The children had names that they taunted me with, “dirt,” which they encouraged me to sign in their yearbooks in 6th grade.  I always had a hard time being kept neat and tidy.  There was no one who seemed to have an idea what to do anywhere and my reputation was exactly the opposite of my sister.  When I was in middle school I was suspended from French class for standing up and asking a stupid question about the word plafond.  Everyone thought hat I was unable to learn and yet here I was in middle school. I believed them.  In fourth grade I spent most of the year on the bench outside the principal’s office.  A girl came to give me the spelling test for the week and I purposely spelled all of the words incorrectly. I still have a hard time speaking but the girl asked me, Are you aware you spelled all the words wrong?”  I did not reply. 

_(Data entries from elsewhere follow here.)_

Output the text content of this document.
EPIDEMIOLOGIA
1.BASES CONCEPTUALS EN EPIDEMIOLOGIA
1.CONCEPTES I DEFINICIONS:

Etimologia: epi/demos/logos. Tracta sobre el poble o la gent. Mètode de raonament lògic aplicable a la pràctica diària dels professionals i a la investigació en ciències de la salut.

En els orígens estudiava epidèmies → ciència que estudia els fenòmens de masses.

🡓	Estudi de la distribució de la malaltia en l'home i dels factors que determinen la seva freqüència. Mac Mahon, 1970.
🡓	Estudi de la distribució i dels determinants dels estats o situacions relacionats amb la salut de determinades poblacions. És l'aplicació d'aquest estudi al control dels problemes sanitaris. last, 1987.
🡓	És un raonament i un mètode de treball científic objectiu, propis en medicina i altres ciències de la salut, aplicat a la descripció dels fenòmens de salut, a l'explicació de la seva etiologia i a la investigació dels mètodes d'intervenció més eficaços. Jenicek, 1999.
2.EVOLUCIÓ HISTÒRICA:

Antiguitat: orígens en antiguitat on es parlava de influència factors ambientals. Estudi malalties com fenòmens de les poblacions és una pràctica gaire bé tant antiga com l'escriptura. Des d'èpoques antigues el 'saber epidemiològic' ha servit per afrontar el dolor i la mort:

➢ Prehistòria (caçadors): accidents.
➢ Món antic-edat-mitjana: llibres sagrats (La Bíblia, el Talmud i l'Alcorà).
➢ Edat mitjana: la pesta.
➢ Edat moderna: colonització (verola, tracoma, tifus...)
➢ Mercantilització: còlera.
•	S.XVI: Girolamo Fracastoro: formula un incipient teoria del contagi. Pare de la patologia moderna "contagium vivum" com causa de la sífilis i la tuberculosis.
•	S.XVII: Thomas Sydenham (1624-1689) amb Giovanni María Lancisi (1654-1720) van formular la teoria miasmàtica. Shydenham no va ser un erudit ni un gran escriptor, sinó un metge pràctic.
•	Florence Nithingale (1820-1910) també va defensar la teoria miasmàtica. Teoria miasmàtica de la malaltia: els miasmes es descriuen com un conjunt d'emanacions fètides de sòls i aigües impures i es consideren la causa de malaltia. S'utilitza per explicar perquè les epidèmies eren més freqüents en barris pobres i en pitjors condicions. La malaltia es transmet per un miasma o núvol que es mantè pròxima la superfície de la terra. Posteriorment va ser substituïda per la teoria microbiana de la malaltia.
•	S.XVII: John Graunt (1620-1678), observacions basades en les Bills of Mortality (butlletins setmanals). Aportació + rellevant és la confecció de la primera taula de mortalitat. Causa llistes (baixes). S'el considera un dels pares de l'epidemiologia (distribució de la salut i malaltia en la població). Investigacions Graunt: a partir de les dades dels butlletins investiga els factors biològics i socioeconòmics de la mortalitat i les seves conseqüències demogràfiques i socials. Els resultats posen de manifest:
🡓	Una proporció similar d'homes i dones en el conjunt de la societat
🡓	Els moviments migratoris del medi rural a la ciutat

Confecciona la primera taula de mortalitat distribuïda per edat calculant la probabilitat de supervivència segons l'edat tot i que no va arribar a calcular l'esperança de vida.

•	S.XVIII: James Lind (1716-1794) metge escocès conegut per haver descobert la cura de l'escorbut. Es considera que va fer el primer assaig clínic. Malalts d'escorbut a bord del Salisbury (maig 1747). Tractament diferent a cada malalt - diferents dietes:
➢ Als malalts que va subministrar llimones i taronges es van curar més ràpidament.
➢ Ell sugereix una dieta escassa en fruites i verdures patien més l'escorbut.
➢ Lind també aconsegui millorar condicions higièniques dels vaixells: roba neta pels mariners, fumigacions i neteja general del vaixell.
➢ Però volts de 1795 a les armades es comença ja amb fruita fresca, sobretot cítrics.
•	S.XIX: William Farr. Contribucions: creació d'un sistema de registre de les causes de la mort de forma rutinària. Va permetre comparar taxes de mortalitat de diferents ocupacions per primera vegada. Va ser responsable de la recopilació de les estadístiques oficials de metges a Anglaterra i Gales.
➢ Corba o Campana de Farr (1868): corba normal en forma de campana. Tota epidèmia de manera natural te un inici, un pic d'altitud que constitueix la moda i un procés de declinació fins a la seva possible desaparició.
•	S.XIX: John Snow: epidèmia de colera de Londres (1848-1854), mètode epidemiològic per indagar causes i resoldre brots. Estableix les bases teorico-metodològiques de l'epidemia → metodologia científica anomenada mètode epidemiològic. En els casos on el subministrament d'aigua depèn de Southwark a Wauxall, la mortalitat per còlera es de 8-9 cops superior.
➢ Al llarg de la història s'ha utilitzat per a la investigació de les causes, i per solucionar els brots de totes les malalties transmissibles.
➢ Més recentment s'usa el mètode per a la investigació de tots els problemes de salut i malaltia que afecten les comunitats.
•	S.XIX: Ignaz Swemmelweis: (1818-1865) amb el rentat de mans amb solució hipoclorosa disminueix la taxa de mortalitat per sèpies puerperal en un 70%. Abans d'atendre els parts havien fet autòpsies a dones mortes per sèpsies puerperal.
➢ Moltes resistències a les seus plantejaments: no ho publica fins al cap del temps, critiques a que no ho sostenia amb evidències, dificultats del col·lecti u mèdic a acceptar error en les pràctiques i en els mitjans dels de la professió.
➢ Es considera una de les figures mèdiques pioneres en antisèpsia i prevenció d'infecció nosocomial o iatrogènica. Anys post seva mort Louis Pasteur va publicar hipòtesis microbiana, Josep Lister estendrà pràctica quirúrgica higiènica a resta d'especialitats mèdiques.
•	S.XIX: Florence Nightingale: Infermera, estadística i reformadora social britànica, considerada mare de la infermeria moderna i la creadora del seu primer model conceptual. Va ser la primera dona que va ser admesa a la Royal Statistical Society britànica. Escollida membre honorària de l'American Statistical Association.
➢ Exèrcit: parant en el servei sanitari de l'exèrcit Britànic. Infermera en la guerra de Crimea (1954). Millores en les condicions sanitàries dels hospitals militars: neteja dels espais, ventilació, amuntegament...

Every moment of my life has been in complete turmoil. That was a simple preface to what was to become a constant refrain, “you are no good.”  One psychiatrist told my boss at the camp I directed that, ” I was the problem with the camp and that I would spend my life in jail if it was not for this borderline that separated out what was right and wrong ethically in my mind, because everything was a nightmare to me.”  He advised the person I had known since I was a teenager, who ran the camp to, “get rid of me.”


Prophetic words of my mother seemed destined to be fulfilled.  In everything that I have ever done there is a reckless spirit that comes over me that has to be nourished and fed, whether I am working for the church or volunteering, whether I am a parent of a lover, every relationship has been doomed to go down in a tail spin crashing onto the rocky shore like sand. Everyone always says, “Learn from your mistakes.”  If any of those people were in the skin I am in, they would not recognize what had happened. I did not even know what my sexual identity was most of my life.  I did not understand male and female roles and I did not earn anything for most of the time I was alive.  No one trusted me.  Even my best friend said, “I’d never hire me to work for him because in two weeks I’d be telling how to run the business.”  These experiences were a steady diet and if that was not enough when I slept I was filled with terror and could not awaken except with a feeling of dread.  I never used an alarm clock because there was no point. I would simply awaken because I could not have deep sleep rhythms no matter how exhausted because I couldn’t escape.  Who wants to b with a person who cannot take a break?  A child, grandchild, friend or foe alike all have kept their distance. 


 What does this say about the quality of life of all of the people who are special and who do not fit into our cookie cutter world?  What does this mean when we do not find a means to create a safe haven for everyone no matter what their outlook and means of expression?  What is our primary duty and purpose in education?  How are we failing the children when we do not have diversity that success is not measured in one ways but in infinite ways that everyone develops according to their spirit in their way?


Everyone needs to have a purpose. Everyone needs to have a sense that their destiny emerges in the resources and design of the community at large. We all have to weigh in on protecting the enormous talents and abilities of these precious resources especially when we do not understand their spirits.


This is the first of a twelve part series on “What Ails You?”


There are many people who regard me as being bi-polar but I am not convinced.  I consider myself to be tri-polar.  My affliction has never beeen able to be treated with medicine.  The only salient and sensible presciption is for loving kindness and compassion.  This has been one of the most fleeting of all remedies. Most of my relationships have vanished like dew on the salt flats.  Most of the children in my life have no time or patience for my antics.  Nothing seems to change the inevitable that I am blowing up like the “Idiot,”  by Dostoyevsky.  I simply fall apart.  My motehr always thought that the comic playwright, Moliere best descibed my nature in, Le Misantrope.”  What I hope some day is that there is a a place that I can rest in peice and that no one will mind my passing.